Pareille explosion de mots, de rage ou d’éclairs de conscience transporte son public. La lucidité précoce de la révoltée jaillit en traits de lumière : « La vie ne se passe pas sur la terre mais dans ma tête », lance-t-elle. Entre sa copine Constance Chlore éprise de la poésie de Nelligan, son frère biologiste et lanceur de javelot, sa mère à l’enfance blessée, son père honni et le va-et-vient entre la religion juive paternelle et le catholicisme maternel se profilent l’ombre de l’Holocauste, d’un New York de paradoxes, d’un Tel-Aviv embrasé ; L’avalée des avalés avait à offrir démons et merveilles.

Quant à son célèbre incipit, il n’ouvre pas la pièce mais se décline plus loin, ingénieuse initiative. L’avalée des avalés roulait sous la voix de la petite narratrice, mais l’incarnation au théâtre du frère et de la mère s’imposait, alors que des figures secondaires méritaient de leur côté cette simple évocation.

À la relecture du roman, on songe que Lorraine Pintal a joué de prudence en évitant les passages où la petite révoltée s’adonne aux pires violences. Le brûlot de Ducharme a beau avoir bien vieilli, une mini-héroïne aussi féroce aurait mauvaise presse aujourd’hui. Ses crimes étaient des fantasmes d’écrivain. Peu d’auteurs oseraient aujourd’hui peindre un personnage d’une telle outrance, sublime et monstrueux, sans le condamner après coup. Même la fiction contemporaine a de ces frilosités…

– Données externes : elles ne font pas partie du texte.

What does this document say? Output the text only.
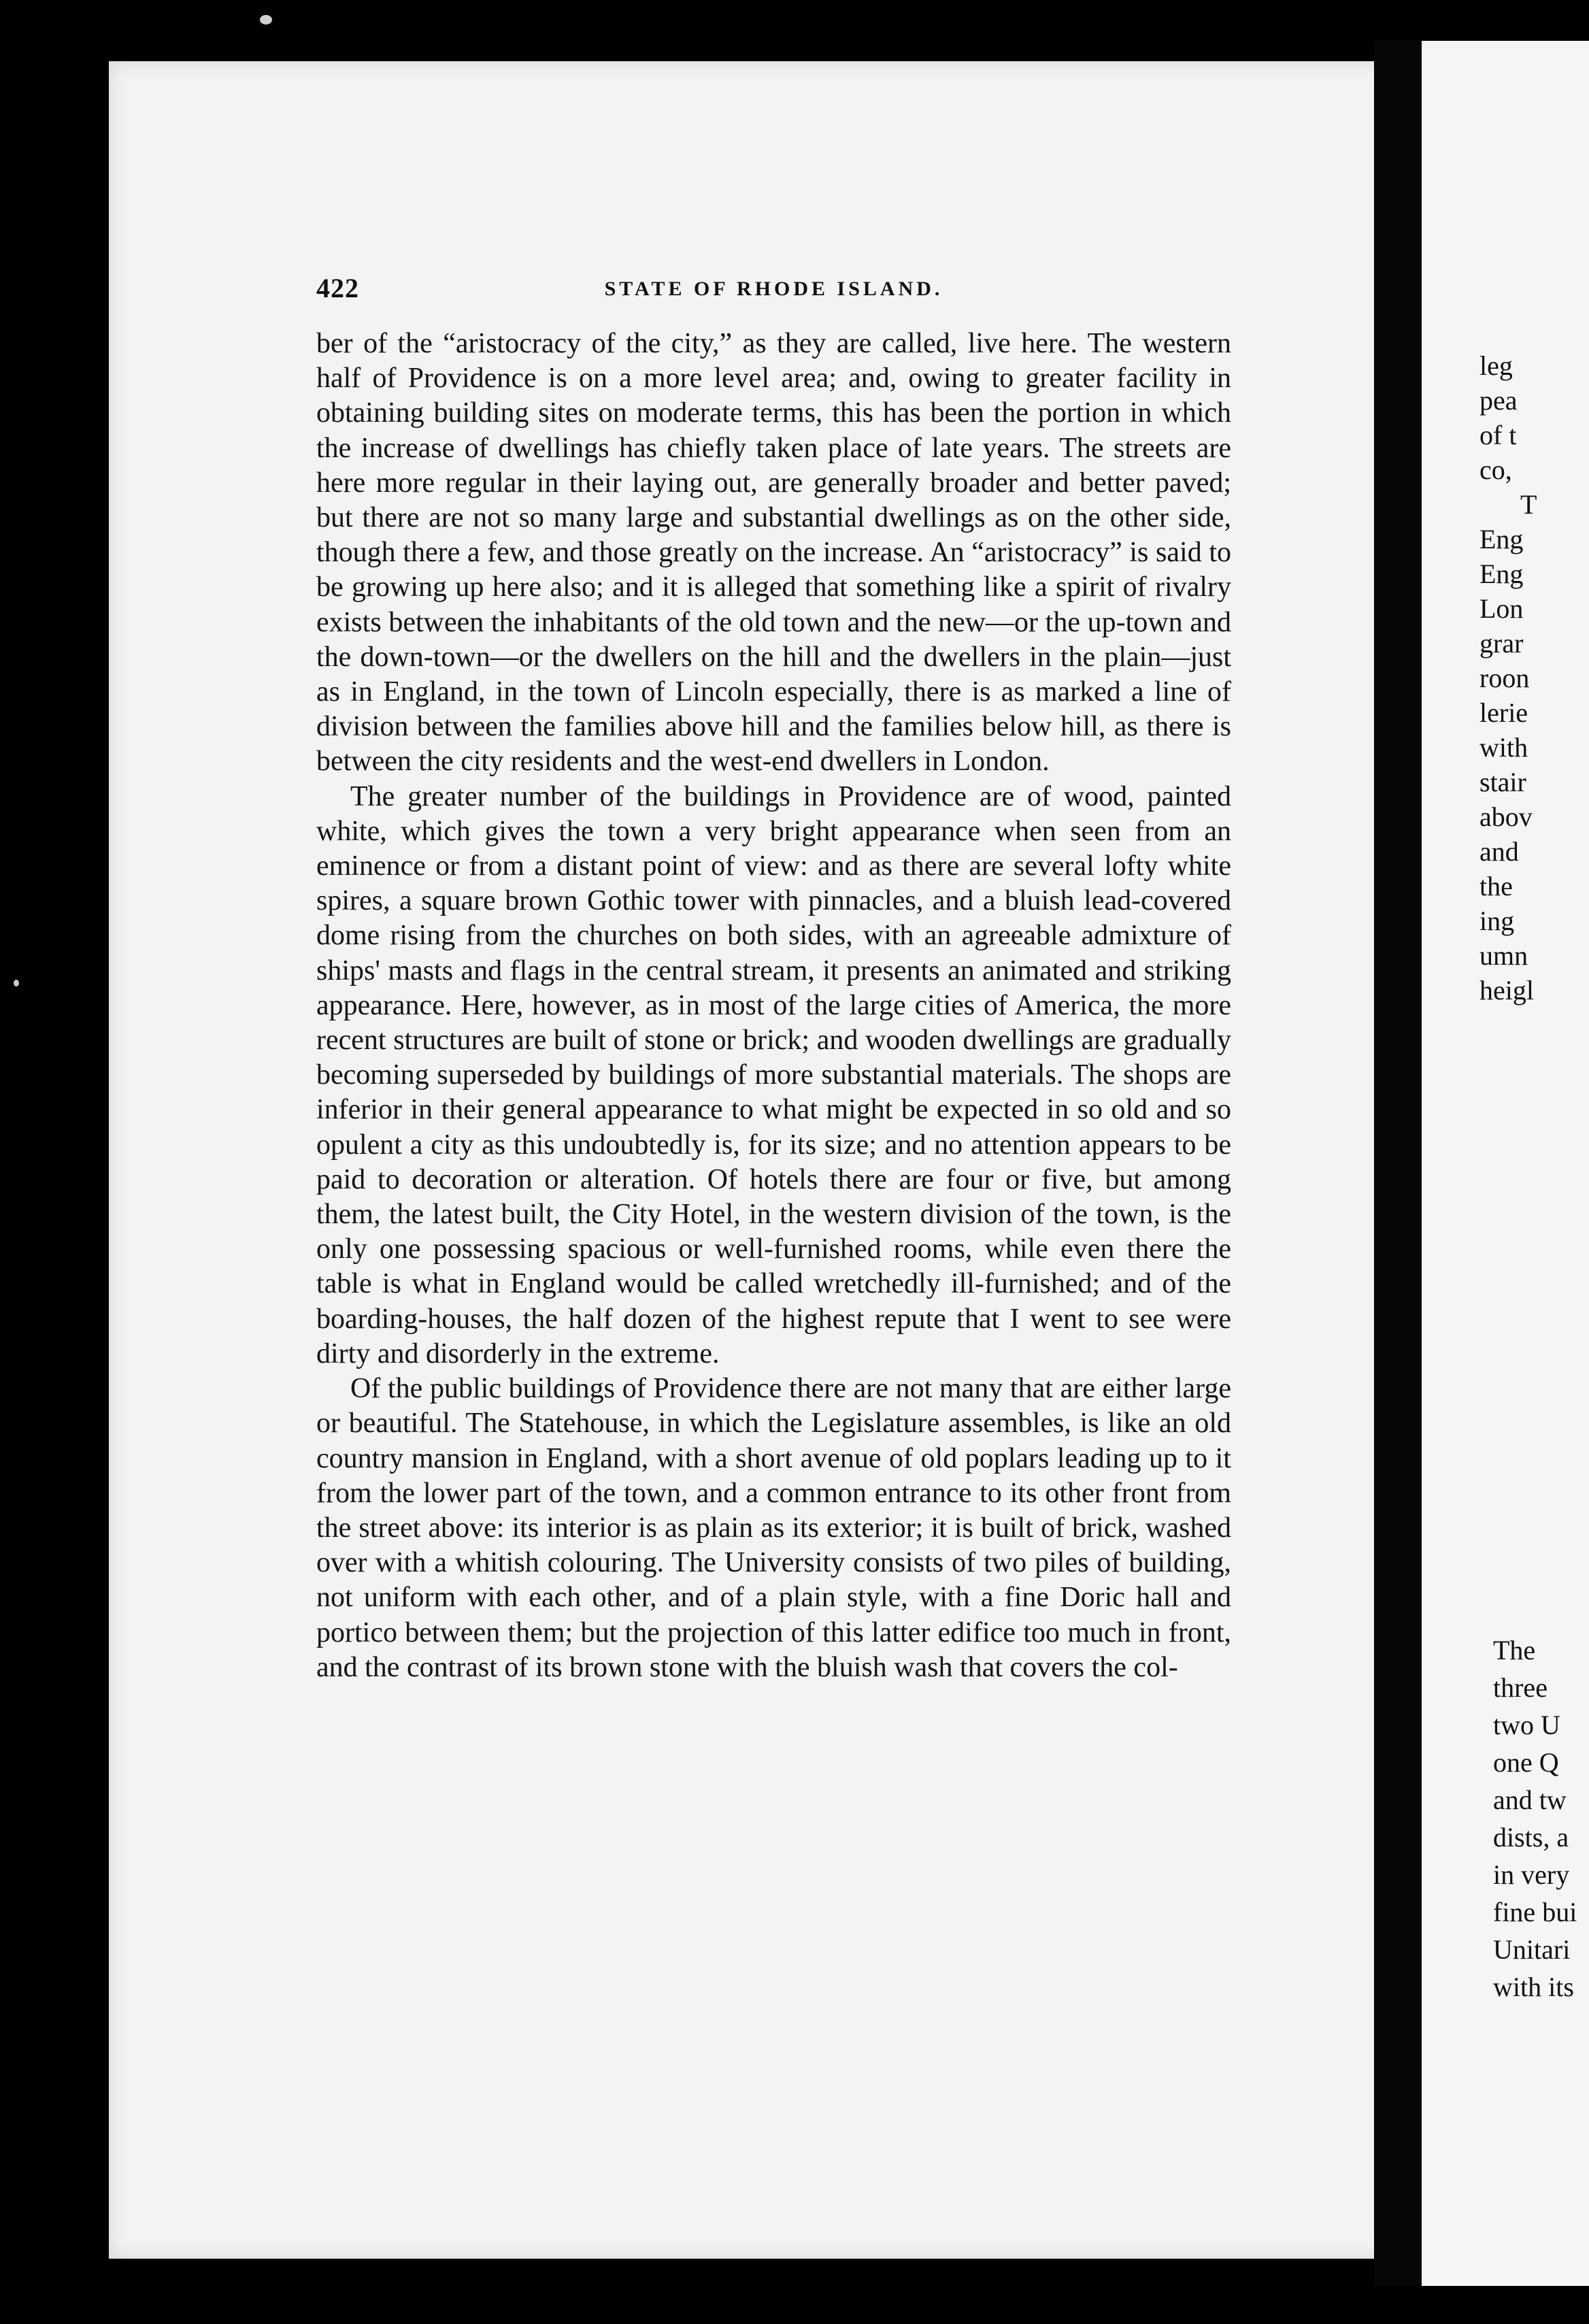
422	STATE OF RHODE ISLAND.

ber of the “aristocracy of the city,” as they are called, live here. The western half of Providence is on a more level area; and, owing to greater facility in obtaining building sites on moderate terms, this has been the portion in which the increase of dwellings has chiefly taken place of late years. The streets are here more regular in their laying out, are generally broader and better paved; but there are not so many large and substantial dwellings as on the other side, though there a few, and those greatly on the increase. An “aristocracy” is said to be growing up here also; and it is alleged that something like a spirit of rivalry exists between the inhabitants of the old town and the new—or the up-town and the down-town—or the dwellers on the hill and the dwellers in the plain—just as in England, in the town of Lincoln especially, there is as marked a line of division between the families above hill and the families below hill, as there is between the city residents and the west-end dwellers in London.

The greater number of the buildings in Providence are of wood, painted white, which gives the town a very bright appearance when seen from an eminence or from a distant point of view: and as there are several lofty white spires, a square brown Gothic tower with pinnacles, and a bluish lead-covered dome rising from the churches on both sides, with an agreeable admixture of ships' masts and flags in the central stream, it presents an animated and striking appearance. Here, however, as in most of the large cities of America, the more recent structures are built of stone or brick; and wooden dwellings are gradually becoming superseded by buildings of more substantial materials. The shops are inferior in their general appearance to what might be expected in so old and so opulent a city as this undoubtedly is, for its size; and no attention appears to be paid to decoration or alteration. Of hotels there are four or five, but among them, the latest built, the City Hotel, in the western division of the town, is the only one possessing spacious or well-furnished rooms, while even there the table is what in England would be called wretchedly ill-furnished; and of the boarding-houses, the half dozen of the highest repute that I went to see were dirty and disorderly in the extreme.

Of the public buildings of Providence there are not many that are either large or beautiful. The Statehouse, in which the Legislature assembles, is like an old country mansion in England, with a short avenue of old poplars leading up to it from the lower part of the town, and a common entrance to its other front from the street above: its interior is as plain as its exterior; it is built of brick, washed over with a whitish colouring. The University consists of two piles of building, not uniform with each other, and of a plain style, with a fine Doric hall and portico between them; but the projection of this latter edifice too much in front, and the contrast of its brown stone with the bluish wash that covers the col-

leg
pea
of t
co,
T
Eng
Eng
Lon
grar
roon
lerie
with
stair
abov
and
the
ing
umn
heigl
The
three
two U
one Q
and tw
dists, a
in very
fine bui
Unitari
with its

Différentes adaptations de L’avalée des avalés s’invitent en notre esprit. On se plaît à imaginer d’autres chapitres et paroles à sacrifier ou à retenir pour prêter vie dans notre théâtre mental à cette Antigone apparemment mordue par un chien enragé.

Ce premier roman de Réjean Ducharme, pondu à 24 ans dans le Québec du milieu des années 1960, portait en lui le souffle de la Révolution tranquille qui montrait ses dents et hurlait à la lune. Pas si tranquille que ça, le réveil de notre société après un long sommeil.

Et par-delà la qualité du roman incendiaire à relire dans la foulée de cette captation, j’y ai trouvé en plus une allégorie du Québec entre traditions et essor, cassant les meubles pour pouvoir se réinventer. Bouillonnante Avalée des avalés qui capture aussi une période phare de notre quête identitaire, son adolescence collective, en somme, sans avoir l’air de s’y frotter.